After more than a year of lobbying by Sonoma County transportation officials, Caltrans is in line to receive $67 million to repave 14 miles of Highway 101 north of Windsor. The California Transportation Commission is expected to award the funding at its meeting Wednesday.
“As anyone who drives this corridor knows, your teeth start to rattle as soon as you head north of Windsor,” said Supervisor Mike McGuire, a Sonoma County Transportation Authority board member. “Repairing this stretch of highway will make it safer for commuters and, after 30 years of a bumpy ride, fix one of the worst stretches of highway in the North Bay.”
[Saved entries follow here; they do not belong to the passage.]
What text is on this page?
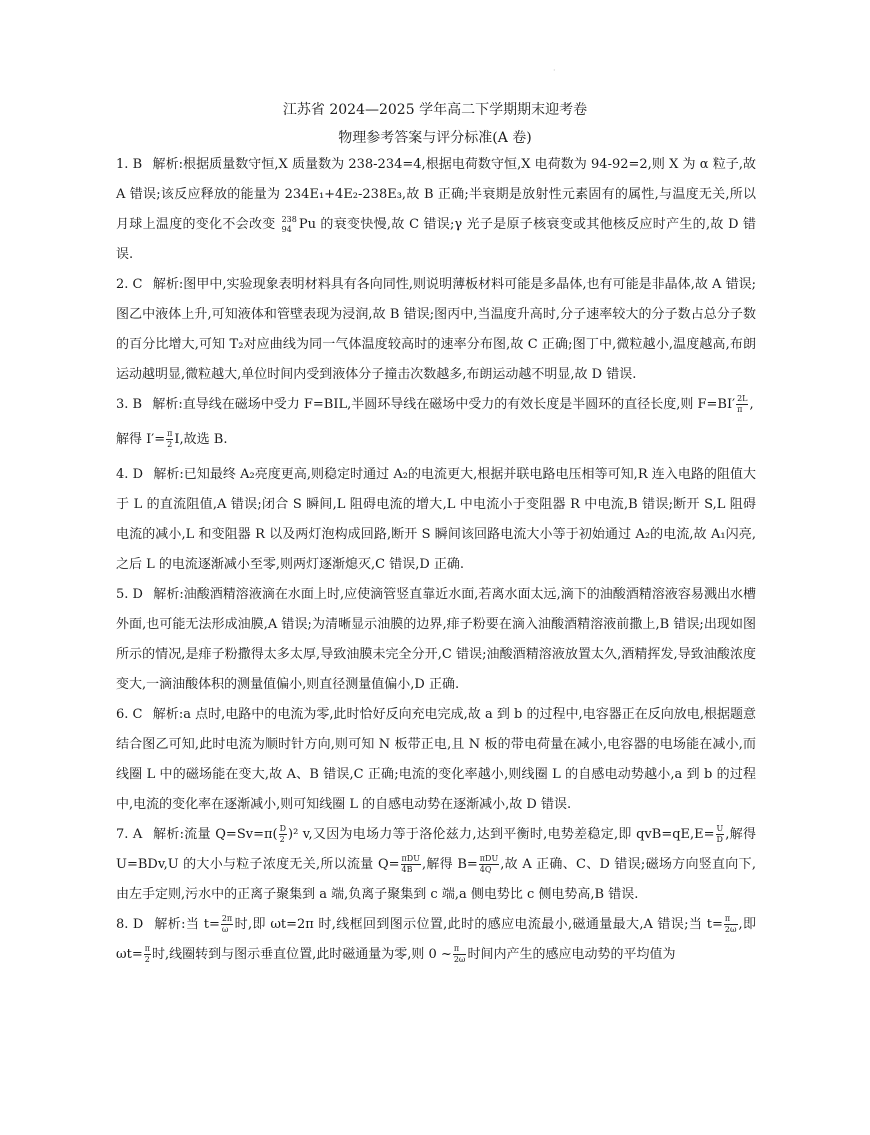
·
江苏省 2024—2025 学年高二下学期期末迎考卷
物理参考答案与评分标准(A 卷)
1. B 解析:根据质量数守恒,X 质量数为 238-234=4,根据电荷数守恒,X 电荷数为 94-92=2,则 X 为 α 粒子,故 A 错误;该反应释放的能量为 234E₁+4E₂-238E₃,故 B 正确;半衰期是放射性元素固有的属性,与温度无关,所以月球上温度的变化不会改变 238
94 Pu 的衰变快慢,故 C 错误;γ 光子是原子核衰变或其他核反应时产生的,故 D 错误.
2. C 解析:图甲中,实验现象表明材料具有各向同性,则说明薄板材料可能是多晶体,也有可能是非晶体,故 A 错误;图乙中液体上升,可知液体和管壁表现为浸润,故 B 错误;图丙中,当温度升高时,分子速率较大的分子数占总分子数的百分比增大,可知 T₂对应曲线为同一气体温度较高时的速率分布图,故 C 正确;图丁中,微粒越小,温度越高,布朗运动越明显,微粒越大,单位时间内受到液体分子撞击次数越多,布朗运动越不明显,故 D 错误.
3. B 解析:直导线在磁场中受力 F=BIL,半圆环导线在磁场中受力的有效长度是半圆环的直径长度,则 $F=BI' \frac{2L}{\pi}$ ,
解得 $I'= \frac{\pi}{2} I$,故选 B.
4. D 解析:已知最终 A₂亮度更高,则稳定时通过 A₂的电流更大,根据并联电路电压相等可知,R 连入电路的阻值大于 L 的直流阻值,A 错误;闭合 S 瞬间,L 阻碍电流的增大,L 中电流小于变阻器 R 中电流,B 错误;断开 S,L 阻碍电流的减小,L 和变阻器 R 以及两灯泡构成回路,断开 S 瞬间该回路电流大小等于初始通过 A₂的电流,故 A₁闪亮,之后 L 的电流逐渐减小至零,则两灯逐渐熄灭,C 错误,D 正确.
5. D 解析:油酸酒精溶液滴在水面上时,应使滴管竖直靠近水面,若离水面太远,滴下的油酸酒精溶液容易溅出水槽外面,也可能无法形成油膜,A 错误;为清晰显示油膜的边界,痱子粉要在滴入油酸酒精溶液前撒上,B 错误;出现如图所示的情况,是痱子粉撒得太多太厚,导致油膜未完全分开,C 错误;油酸酒精溶液放置太久,酒精挥发,导致油酸浓度变大,一滴油酸体积的测量值偏小,则直径测量值偏小,D 正确.
6. C 解析:a 点时,电路中的电流为零,此时恰好反向充电完成,故 a 到 b 的过程中,电容器正在反向放电,根据题意结合图乙可知,此时电流为顺时针方向,则可知 N 板带正电,且 N 板的带电荷量在减小,电容器的电场能在减小,而线圈 L 中的磁场能在变大,故 A、B 错误,C 正确;电流的变化率越小,则线圈 L 的自感电动势越小,a 到 b 的过程中,电流的变化率在逐渐减小,则可知线圈 L 的自感电动势在逐渐减小,故 D 错误.
7. A 解析:流量 $Q=Sv=\pi( \frac{D}{2} )^2$ v,又因为电场力等于洛伦兹力,达到平衡时,电势差稳定,即 $qvB=qE,E= \frac{U}{D}$ ,解得 U=BDv,U 的大小与粒子浓度无关,所以流量 $Q= \frac{\text{πDU}}{4B}$ ,解得 $B= \frac{\text{πDU}}{4Q}$ ,故 A 正确、C、D 错误;磁场方向竖直向下,由左手定则,污水中的正离子聚集到 a 端,负离子聚集到 c 端,a 侧电势比 c 侧电势高,B 错误.
8. D 解析:当 $t= \frac{2\pi}{\omega}$ 时,即 ωt=2π 时,线框回到图示位置,此时的感应电流最小,磁通量最大,A 错误;当 $t= \frac{\pi}{2\omega}$ ,即 $\omega t= \frac{\pi}{2}$ 时,线圈转到与图示垂直位置,此时磁通量为零,则 0 ~ $\frac{\pi}{2\omega}$ 时间内产生的感应电动势的平均值为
The project, set for construction in 2016 after design work and environmental review, will replace the four lanes of potholed concrete with a smooth layer of asphalt. Caltrans spokesman Allyn Amsk said the roadway was built more than three decades ago using concrete, which generally lasts longer. But the road has apparently reached the end of its life.
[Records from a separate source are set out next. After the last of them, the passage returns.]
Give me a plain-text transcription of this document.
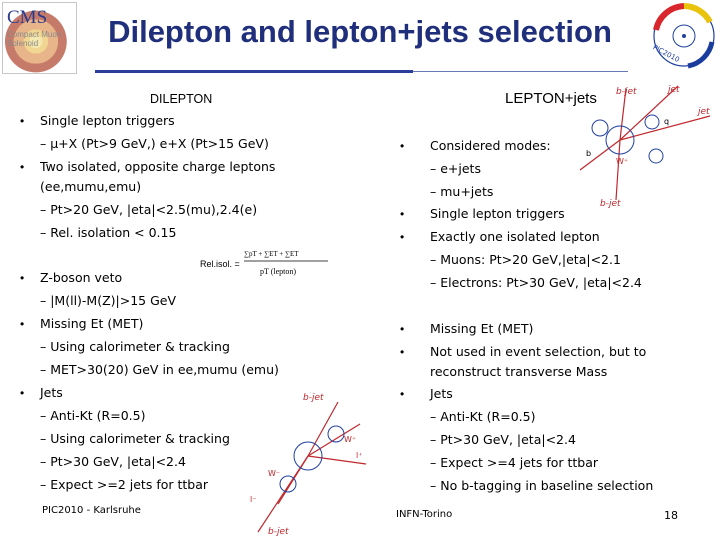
CMS
Compact Muon Solenoid	Dilepton and lepton+jets selection
PIC2010
DILEPTON
• Single lepton triggers
– μ+X (Pt>9 GeV,) e+X (Pt>15 GeV)
• Two isolated, opposite charge leptons
(ee,mumu,emu)
– Pt>20 GeV, |eta|<2.5(mu),2.4(e)
– Rel. isolation < 0.15
Rel.isol. =
∑pT + ∑ET + ∑ET
pT (lepton)
• Z-boson veto
– |M(ll)-M(Z)|>15 GeV
• Missing Et (MET)
– Using calorimeter & tracking
– MET>30(20) GeV in ee,mumu (emu)
• Jets
– Anti-Kt (R=0.5)
– Using calorimeter & tracking
– Pt>30 GeV, |eta|<2.4
– Expect >=2 jets for ttbar
b-jet
W⁺
l⁺
W⁻
l⁻
b-jet
LEPTON+jets
• Considered modes:
– e+jets
– mu+jets
• Single lepton triggers
• Exactly one isolated lepton
– Muons: Pt>20 GeV,|eta|<2.1
– Electrons: Pt>30 GeV, |eta|<2.4
• Missing Et (MET)
• Not used in event selection, but to
reconstruct transverse Mass
• Jets
– Anti-Kt (R=0.5)
– Pt>30 GeV, |eta|<2.4
– Expect >=4 jets for ttbar
– No b-tagging in baseline selection
b-jet	jet
jet
q
W⁺
b
b-jet
PIC2010 - Karlsruhe	INFN-Torino	18
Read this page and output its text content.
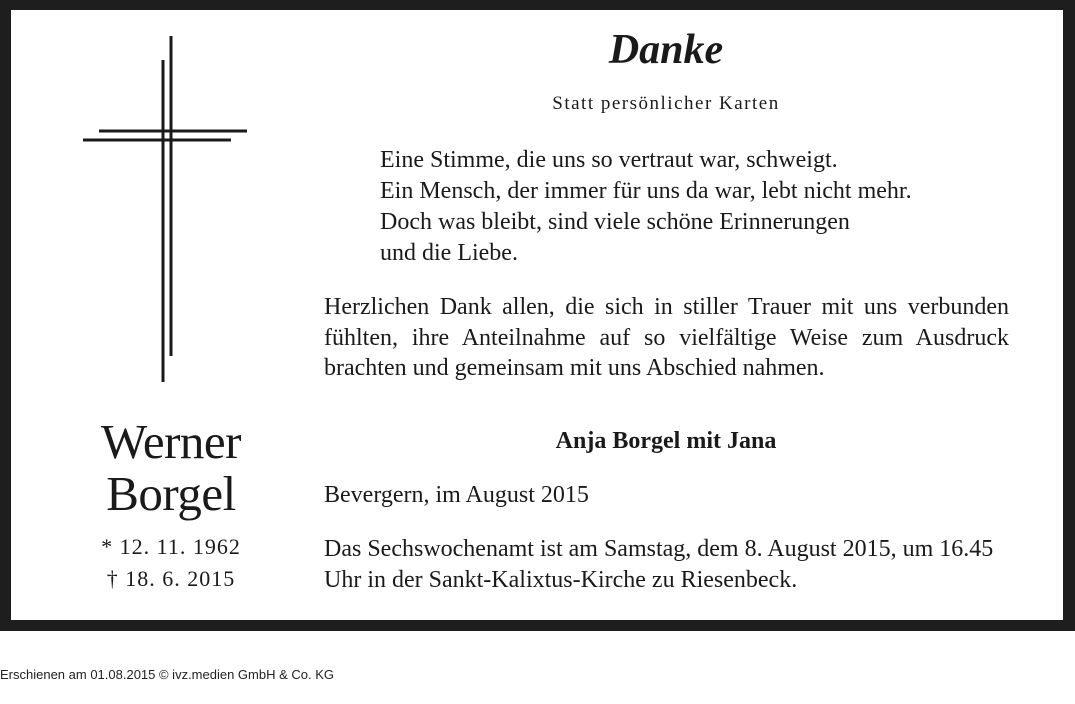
Werner
Borgel
* 12. 11. 1962
† 18. 6. 2015
Danke
Statt persönlicher Karten
Eine Stimme, die uns so vertraut war, schweigt.
Ein Mensch, der immer für uns da war, lebt nicht mehr.
Doch was bleibt, sind viele schöne Erinnerungen
und die Liebe.
Herzlichen Dank allen, die sich in stiller Trauer mit uns verbunden fühlten, ihre Anteilnahme auf so vielfältige Weise zum Ausdruck brachten und gemeinsam mit uns Abschied nahmen.
Anja Borgel mit Jana
Bevergern, im August 2015
Das Sechswochenamt ist am Samstag, dem 8. August 2015, um 16.45 Uhr in der Sankt-Kalixtus-Kirche zu Riesenbeck.
Erschienen am 01.08.2015 © ivz.medien GmbH & Co. KG
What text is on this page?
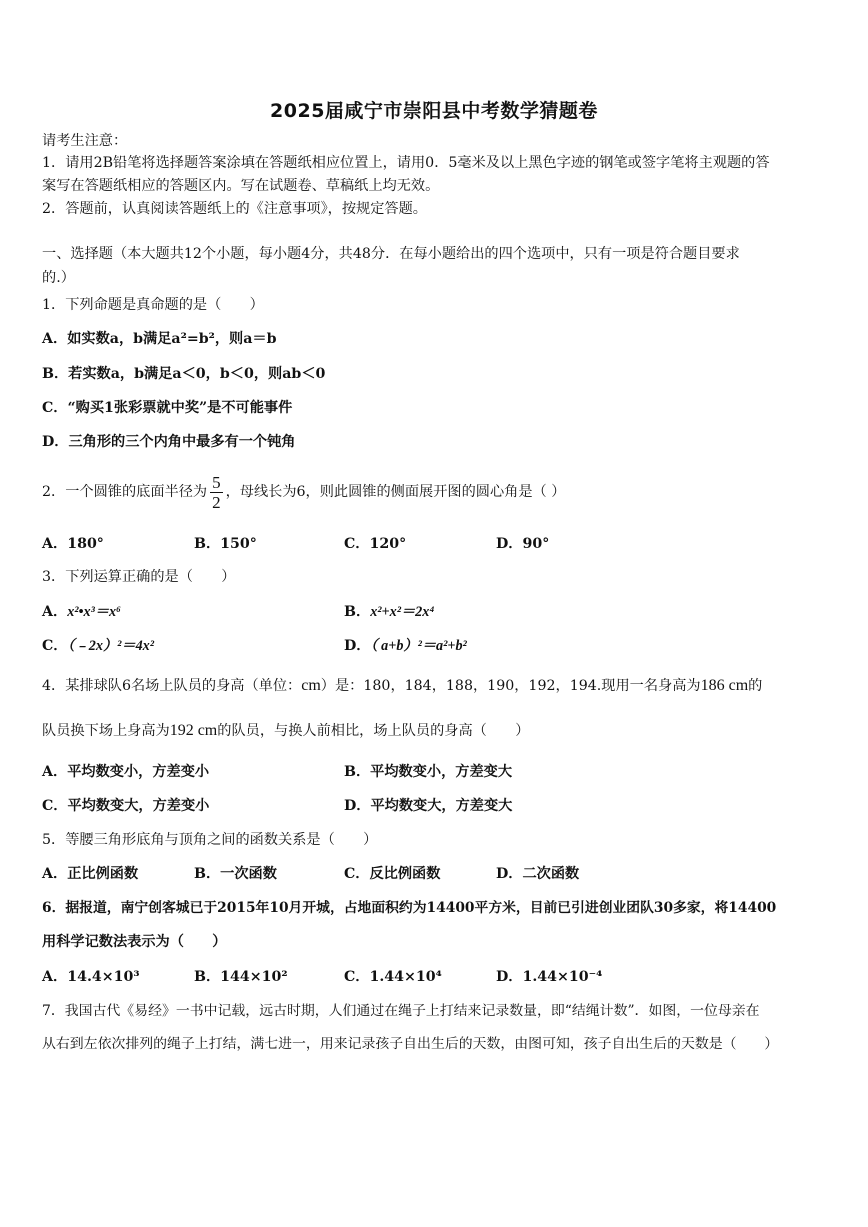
2025届咸宁市崇阳县中考数学猜题卷
请考生注意：
1．请用2B铅笔将选择题答案涂填在答题纸相应位置上，请用0．5毫米及以上黑色字迹的钢笔或签字笔将主观题的答
案写在答题纸相应的答题区内。写在试题卷、草稿纸上均无效。
2．答题前，认真阅读答题纸上的《注意事项》，按规定答题。
一、选择题（本大题共12个小题，每小题4分，共48分．在每小题给出的四个选项中，只有一项是符合题目要求
的.）
1．下列命题是真命题的是（　　）
A．如实数a，b满足a²=b²，则a＝b
B．若实数a，b满足a＜0，b＜0，则ab＜0
C．“购买1张彩票就中奖”是不可能事件
D．三角形的三个内角中最多有一个钝角
2．一个圆锥的底面半径为 $\frac{5}{2}$ ，母线长为6，则此圆锥的侧面展开图的圆心角是（ ）
A．180°	B．150°	C．120°	D．90°
3．下列运算正确的是（　　）
A．x²•x³＝x⁶	B．x²+x²＝2x⁴
C．（﹣2x）²＝4x²	D．（ a+b）²＝a²+b²
4．某排球队6名场上队员的身高（单位：cm）是：180，184，188，190，192，194.现用一名身高为186 cm的
队员换下场上身高为192 cm的队员，与换人前相比，场上队员的身高（　　）
A．平均数变小，方差变小	B．平均数变小，方差变大
C．平均数变大，方差变小	D．平均数变大，方差变大
5．等腰三角形底角与顶角之间的函数关系是（　　）
A．正比例函数	B．一次函数	C．反比例函数	D．二次函数
6．据报道，南宁创客城已于2015年10月开城，占地面积约为14400平方米，目前已引进创业团队30多家，将14400
用科学记数法表示为（　　）
A．14.4×10³	B．144×10²	C．1.44×10⁴	D．1.44×10⁻⁴
7．我国古代《易经》一书中记载，远古时期，人们通过在绳子上打结来记录数量，即“结绳计数”．如图，一位母亲在
从右到左依次排列的绳子上打结，满七进一，用来记录孩子自出生后的天数，由图可知，孩子自出生后的天数是（　　）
“How many of us travel north of Windsor when all of a sudden you hit that same bloody pothole and your head hits the ceiling,” said Cloverdale Mayor Carol Russell, an SCTA board member. “We need good infrastructure for a good economy. It’s essential.”
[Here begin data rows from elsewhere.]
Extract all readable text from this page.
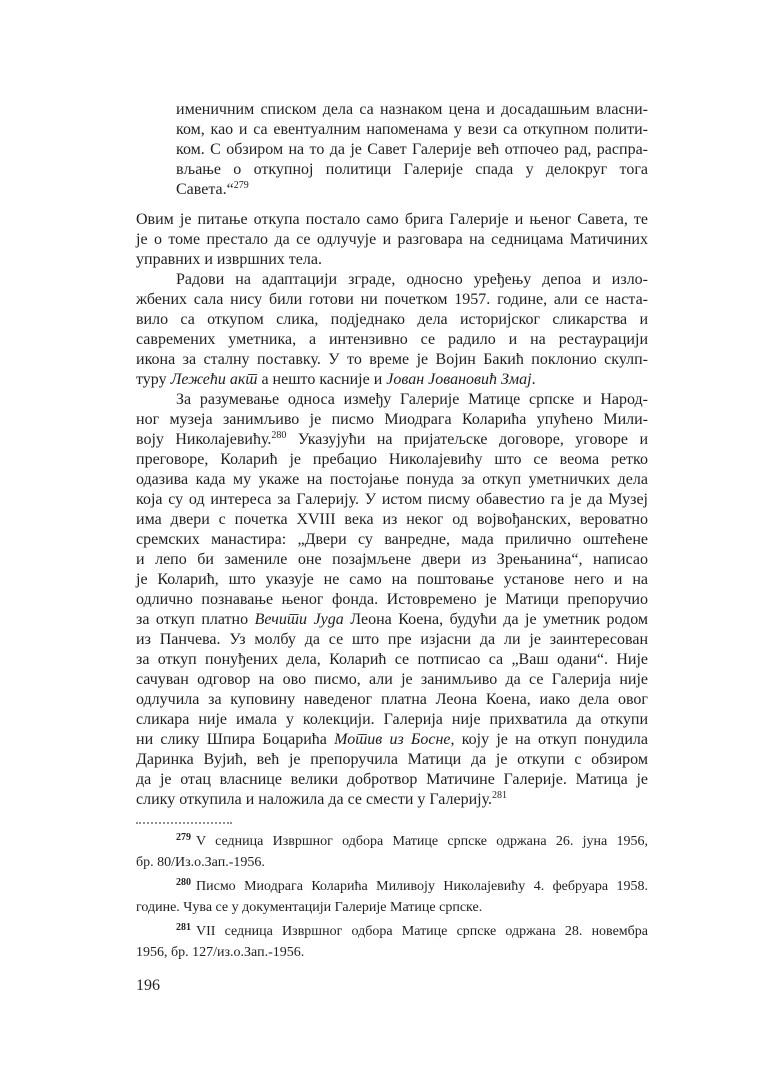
именичним списком дела са назнаком цена и досадашњим власни-
ком, као и са евентуалним напоменама у вези са откупном полити-
ком. С обзиром на то да је Савет Галерије већ отпочео рад, распра-
вљање о откупној политици Галерије спада у делокруг тога Савета.“$^{279}$
Овим је питање откупа постало само брига Галерије и њеног Савета, те
је о томе престало да се одлучује и разговара на седницама Матичиних
управних и извршних тела.
Радови на адаптацији зграде, односно уређењу депоа и изло-
жбених сала нису били готови ни почетком 1957. године, али се наста-
вило са откупом слика, подједнако дела историјског сликарства и
савремених уметника, а интензивно се радило и на рестаурацији
икона за сталну поставку. У то време је Војин Бакић поклонио скулп-
туру Лежећи акт а нешто касније и Јован Јовановић Змај.
За разумевање односа између Галерије Матице српске и Народ-
ног музеја занимљиво је писмо Миодрага Коларића упућено Мили-
воју Николајевићу.$^{280}$ Указујући на пријатељске договоре, уговоре и
преговоре, Коларић је пребацио Николајевићу што се веома ретко
одазива када му укаже на постојање понуда за откуп уметничких дела
која су од интереса за Галерију. У истом писму обавестио га је да Музеј
има двери с почетка XVIII века из неког од војвођанских, вероватно
сремских манастира: „Двери су ванредне, мада прилично оштећене
и лепо би замениле оне позајмљене двери из Зрењанина“, написао
је Коларић, што указује не само на поштовање установе него и на
одлично познавање њеног фонда. Истовремено је Матици препоручио
за откуп платно Вечити Јуда Леона Коена, будући да је уметник родом
из Панчева. Уз молбу да се што пре изјасни да ли је заинтересован
за откуп понуђених дела, Коларић се потписао са „Ваш одани“. Није
сачуван одговор на ово писмо, али је занимљиво да се Галерија није
одлучила за куповину наведеног платна Леона Коена, иако дела овог
сликара није имала у колекцији. Галерија није прихватила да откупи
ни слику Шпира Боцарића Мотив из Босне, коју је на откуп понудила
Даринка Вујић, већ је препоручила Матици да је откупи с обзиром
да је отац власнице велики добротвор Матичине Галерије. Матица је
слику откупила и наложила да се смести у Галерију.$^{281}$
$^{279}$ V седница Извршног одбора Матице српске одржана 26. јуна 1956,
бр. 80/Из.о.Зап.-1956.
$^{280}$ Писмо Миодрага Коларића Миливоју Николајевићу 4. фебруара 1958.
године. Чува се у документацији Галерије Матице српске.
$^{281}$ VII седница Извршног одбора Матице српске одржана 28. новембра
1956, бр. 127/из.о.Зап.-1956.
196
The funding comes from the State Highway Operations and Protection Program, which uses federal and state gas tax revenue to maintain the state highway system, and does not require local sales tax money. It cannot be used to fund the ongoing widening of Highway 101 through the Sonoma-Marin Narrows, a much more heavily traveled stretch that currently faces a $250 million shortfall.
Likewise, the money will not be available to repave ailing county roads, which have deteriorated under a continual funding struggle in the past decade or more.